The truth is that a dog who is feeling under the weather is also working hard to convince you that they are fine. This comes from thousands of years worth of instincts. In the wild, an obviously sick or weak animal is as good as dead. Even though your dog doesn’t have to worry about that too much anymore, their instincts are still telling them to hide any signs of illness. You’ll need a sharp eye and good observation skills to catch some of the more subtle clues.
Let’s go back to the basics: eating, drinking and the way your dog looks. The following are some general clues to watch for prior to a larger issue arising in your furry friend.
We usually know when our dog is feeling well when they chow down on their food. For some of us, it is not uncommon for our finicky dog to turn up a meal or two every so often. However, any more than that is something to take note of. If your dog snubs his or her food for two or more days then please have them examined. Also make sure to keep an eye on your pet’s weight in relation to their eating habits. For instance, notice if it looks like she’s gained weight, even though she is not getting any more to eat, or if she is losing weight but still has a great appetite. Even the smallest of weight changes, especially in smaller dogs, is a red flag for a veterinary consult.
The earliest signs of illness can be seen in thirst habits, especially in older dogs. If you notice that you are replenishing the water bowl more than usual please consider a consult with your veterinarian. In older dogs we may screen for metabolic diseases such as diabetes, hypothyroidism, and Cushing’s disease, possible tumors, kidney failure, infection or liver failure.
It is not uncommon for our dogs to shed, but excessive hair loss or bald spots in the coat are a sign that something may not be right. The problem can be as simple as a food allergy, flea allergy or even a seasonal allergy. However, it may also be a sign of a serious skin infection or metabolic disease.

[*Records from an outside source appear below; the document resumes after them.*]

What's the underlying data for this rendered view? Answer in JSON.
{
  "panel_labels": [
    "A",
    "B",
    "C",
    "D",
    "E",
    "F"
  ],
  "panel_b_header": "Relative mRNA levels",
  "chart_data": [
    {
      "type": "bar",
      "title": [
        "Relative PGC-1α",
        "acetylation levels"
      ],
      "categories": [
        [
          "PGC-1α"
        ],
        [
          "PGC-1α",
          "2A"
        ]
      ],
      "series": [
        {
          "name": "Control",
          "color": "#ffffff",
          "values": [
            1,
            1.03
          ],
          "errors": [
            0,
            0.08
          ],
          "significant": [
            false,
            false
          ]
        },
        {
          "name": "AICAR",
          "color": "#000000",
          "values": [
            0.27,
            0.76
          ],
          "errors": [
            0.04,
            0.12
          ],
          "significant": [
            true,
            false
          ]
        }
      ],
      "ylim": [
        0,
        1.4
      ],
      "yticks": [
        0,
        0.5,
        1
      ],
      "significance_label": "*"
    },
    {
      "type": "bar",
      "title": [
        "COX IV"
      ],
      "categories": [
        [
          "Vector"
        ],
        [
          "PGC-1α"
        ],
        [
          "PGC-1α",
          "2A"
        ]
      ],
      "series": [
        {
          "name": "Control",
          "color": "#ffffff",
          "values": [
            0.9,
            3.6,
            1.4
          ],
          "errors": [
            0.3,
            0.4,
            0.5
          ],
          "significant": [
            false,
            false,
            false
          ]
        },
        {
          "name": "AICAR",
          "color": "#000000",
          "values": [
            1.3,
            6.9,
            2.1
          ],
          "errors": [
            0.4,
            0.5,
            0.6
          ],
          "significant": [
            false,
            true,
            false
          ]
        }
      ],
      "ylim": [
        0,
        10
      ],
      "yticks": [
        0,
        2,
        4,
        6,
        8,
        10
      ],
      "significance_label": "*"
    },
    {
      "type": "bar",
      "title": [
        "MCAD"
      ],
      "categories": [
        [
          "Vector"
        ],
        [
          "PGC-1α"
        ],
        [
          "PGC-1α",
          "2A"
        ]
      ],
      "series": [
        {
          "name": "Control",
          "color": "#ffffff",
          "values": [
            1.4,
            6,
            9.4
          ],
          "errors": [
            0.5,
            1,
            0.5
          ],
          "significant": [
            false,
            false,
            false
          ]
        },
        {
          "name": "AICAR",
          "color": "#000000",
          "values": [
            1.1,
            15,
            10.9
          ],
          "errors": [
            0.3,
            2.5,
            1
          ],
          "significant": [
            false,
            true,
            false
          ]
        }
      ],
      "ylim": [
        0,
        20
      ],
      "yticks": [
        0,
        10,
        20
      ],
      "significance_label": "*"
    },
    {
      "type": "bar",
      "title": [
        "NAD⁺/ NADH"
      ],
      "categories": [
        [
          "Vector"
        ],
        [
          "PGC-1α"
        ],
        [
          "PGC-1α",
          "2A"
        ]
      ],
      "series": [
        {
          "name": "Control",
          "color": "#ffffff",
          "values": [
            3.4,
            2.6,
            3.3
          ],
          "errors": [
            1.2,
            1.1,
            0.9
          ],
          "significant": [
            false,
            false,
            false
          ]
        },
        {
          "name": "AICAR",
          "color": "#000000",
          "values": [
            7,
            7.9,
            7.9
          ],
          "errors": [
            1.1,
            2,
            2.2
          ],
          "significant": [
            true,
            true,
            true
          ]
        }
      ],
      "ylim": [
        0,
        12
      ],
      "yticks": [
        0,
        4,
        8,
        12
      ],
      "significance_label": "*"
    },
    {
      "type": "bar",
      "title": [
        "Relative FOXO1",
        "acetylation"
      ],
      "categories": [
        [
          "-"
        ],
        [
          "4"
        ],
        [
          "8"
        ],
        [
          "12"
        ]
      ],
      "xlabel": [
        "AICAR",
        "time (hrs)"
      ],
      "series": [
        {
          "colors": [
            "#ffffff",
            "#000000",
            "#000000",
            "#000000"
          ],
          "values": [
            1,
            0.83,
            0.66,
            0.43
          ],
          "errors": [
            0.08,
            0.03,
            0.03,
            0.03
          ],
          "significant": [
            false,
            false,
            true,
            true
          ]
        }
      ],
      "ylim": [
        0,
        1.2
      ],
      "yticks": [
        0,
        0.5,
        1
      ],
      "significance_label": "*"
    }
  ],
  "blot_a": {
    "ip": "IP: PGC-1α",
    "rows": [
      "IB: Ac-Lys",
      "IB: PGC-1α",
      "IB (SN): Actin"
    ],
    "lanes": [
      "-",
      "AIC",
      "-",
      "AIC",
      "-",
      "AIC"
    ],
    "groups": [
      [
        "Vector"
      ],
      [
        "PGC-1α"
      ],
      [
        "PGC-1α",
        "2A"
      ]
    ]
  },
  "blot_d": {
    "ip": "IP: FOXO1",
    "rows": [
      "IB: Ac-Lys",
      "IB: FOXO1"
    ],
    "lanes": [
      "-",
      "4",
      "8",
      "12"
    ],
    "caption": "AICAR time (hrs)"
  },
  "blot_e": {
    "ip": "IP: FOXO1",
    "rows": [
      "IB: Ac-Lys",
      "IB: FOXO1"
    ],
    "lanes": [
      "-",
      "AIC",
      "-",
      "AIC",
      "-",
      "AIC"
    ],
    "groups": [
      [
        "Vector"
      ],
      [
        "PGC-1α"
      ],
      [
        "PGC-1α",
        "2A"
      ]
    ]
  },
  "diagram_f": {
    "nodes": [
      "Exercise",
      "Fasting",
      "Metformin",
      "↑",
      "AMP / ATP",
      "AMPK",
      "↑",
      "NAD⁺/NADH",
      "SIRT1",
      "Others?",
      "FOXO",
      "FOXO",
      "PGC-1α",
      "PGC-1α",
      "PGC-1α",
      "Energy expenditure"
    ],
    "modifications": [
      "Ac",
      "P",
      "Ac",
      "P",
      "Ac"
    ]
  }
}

This is a very common term that we use in veterinary medicine to indicate decreased activity level. This may be as simple as your dog not wanting to go for his daily walk or as extreme as a reluctance to rise or weakness in the back legs. Sometimes lethargy is gradual or sudden. In either case, if you notice this change in your dog it is worth while to have a doctor examine your pet, especially if you notice lethargy with any of the other warning signs listed.
Ok, this one is obvious, right? Yet I know many clients that will insist that their dog vomits quite often. How do we know what is normal or not normal for our dogs? Occasional vomiting isn’t anything to worry about. However, if your dog displays frequent episodes of vomiting (monthly or even weekly) or vomits several times in a row and appears depressed or in pain, or if you notice blood in the vomit, you should call your vet immediately.
Its poop patrol time! Your dog’s stool is a great indicator of his or her general health. Chronically soft stool or hard and dry stools may warrant more attention and be an indicator of a dietary or health problem. It is not uncommon for an occasional stool to be loose, but if the stool is consistently loose or liquid in consistency, has blood or mucous, or is associated with any of the other clinical signs mentioned above then please consider a doctor check!
Overall, you are the best indicator of what is normal for your pet. Trust your instinct. If you feel like something is not quite normal after a little observation then please have your pet examined.